Choosing the right model
As the US health care system’s payment models shift from a focus on volume to value, the CMS is testing ways to pay for Medicare services through its flagship ACO programs, the Medicare Shared Savings Program (MSSP), and the Pioneer ACO Model, as well as its new Next Generation Model. Between the MSSP and Next Generation programs, health systems can select one of four ACO models to test value-based care (VBC) in their Medicare service offerings. A critical question for health care organizations to consider is, “Which ACO model will best balance risk and opportunity and meet our goals for participating in VBC?”
Medicare spending accounts for 14 percent of the federal budget and 20 percent of all US health care expenditures. As Medicare spending grows, the US Department of Health and Human Services (HHS) and CMS have been clear about the need to move the Medicare program toward care based on outcomes and value. ACOs are designed to reduce health care costs and improve quality by coordinating care, reducing unnecessary and duplicative services, transitioning services to lower-cost settings when appropriate, aligning clinicians to consistent care models, and engaging beneficiaries in their own care.

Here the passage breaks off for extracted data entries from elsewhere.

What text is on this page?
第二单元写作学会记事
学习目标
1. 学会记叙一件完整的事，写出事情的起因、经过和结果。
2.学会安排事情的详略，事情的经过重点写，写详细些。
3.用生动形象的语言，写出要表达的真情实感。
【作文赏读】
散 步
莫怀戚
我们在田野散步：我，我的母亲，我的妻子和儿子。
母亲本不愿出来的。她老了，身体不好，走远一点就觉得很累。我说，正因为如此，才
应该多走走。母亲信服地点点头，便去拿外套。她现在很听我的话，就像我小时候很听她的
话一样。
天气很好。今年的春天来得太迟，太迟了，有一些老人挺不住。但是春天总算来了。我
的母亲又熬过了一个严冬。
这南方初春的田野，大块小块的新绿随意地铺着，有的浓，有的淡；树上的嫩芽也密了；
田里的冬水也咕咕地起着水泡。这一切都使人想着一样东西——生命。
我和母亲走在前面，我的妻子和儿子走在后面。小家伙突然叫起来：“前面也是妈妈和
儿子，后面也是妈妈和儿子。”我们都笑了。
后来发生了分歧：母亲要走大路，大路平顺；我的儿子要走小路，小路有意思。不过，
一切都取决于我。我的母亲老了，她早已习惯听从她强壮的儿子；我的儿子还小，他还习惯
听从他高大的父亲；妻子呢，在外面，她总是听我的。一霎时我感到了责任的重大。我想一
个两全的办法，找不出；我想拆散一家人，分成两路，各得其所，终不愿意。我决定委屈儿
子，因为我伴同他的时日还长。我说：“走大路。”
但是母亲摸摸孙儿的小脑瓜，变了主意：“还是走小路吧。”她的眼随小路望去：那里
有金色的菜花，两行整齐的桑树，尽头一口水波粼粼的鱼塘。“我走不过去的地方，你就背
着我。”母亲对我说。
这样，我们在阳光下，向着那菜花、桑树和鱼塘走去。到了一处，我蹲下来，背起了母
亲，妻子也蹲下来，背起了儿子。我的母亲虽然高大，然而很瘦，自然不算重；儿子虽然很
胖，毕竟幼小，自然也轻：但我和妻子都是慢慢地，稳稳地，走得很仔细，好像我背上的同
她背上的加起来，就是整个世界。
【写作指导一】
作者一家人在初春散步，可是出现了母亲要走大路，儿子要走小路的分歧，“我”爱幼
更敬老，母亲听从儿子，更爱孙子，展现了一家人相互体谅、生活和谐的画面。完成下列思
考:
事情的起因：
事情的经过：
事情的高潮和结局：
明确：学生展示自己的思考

The Affordable Care Act (ACA) created the MSSP and Pioneer ACO models, and health care organizations began signing on in 2012.
With more than 400 organizations already participating in Medicare ACO programs, there is no shortage of interest in the different ACO models from current and potential participants. When considering the pros and cons of each, a priority for an accountable care program should be to shift the cost curve downward. In addition, health care organizations should consider the following questions:
- Which program is better for our organization–MSSP or Next Generation? The Next Generation Model requires organizations to take on the greatest amount of financial risk, and high shared loss rates for Next Generation organizations may make the model unattractive compared to the different MSSP tracks. However, organizations with more advanced care management models and analytics capabilities may find Next Generation to be an attractive program.
- If our organization decides that the Next Generation program is too risky, which MSSP track should we choose? Factors in addition to financial savings and losses are important when selecting an ACO model.
- If we move to greater risk sharing, does our organization have the necessary analytics, care management, and tracking capabilities to manage this risk? This is an important question for organizations considering the Medicare ACO programs, as advanced capabilities will be critical for success under these new payment models.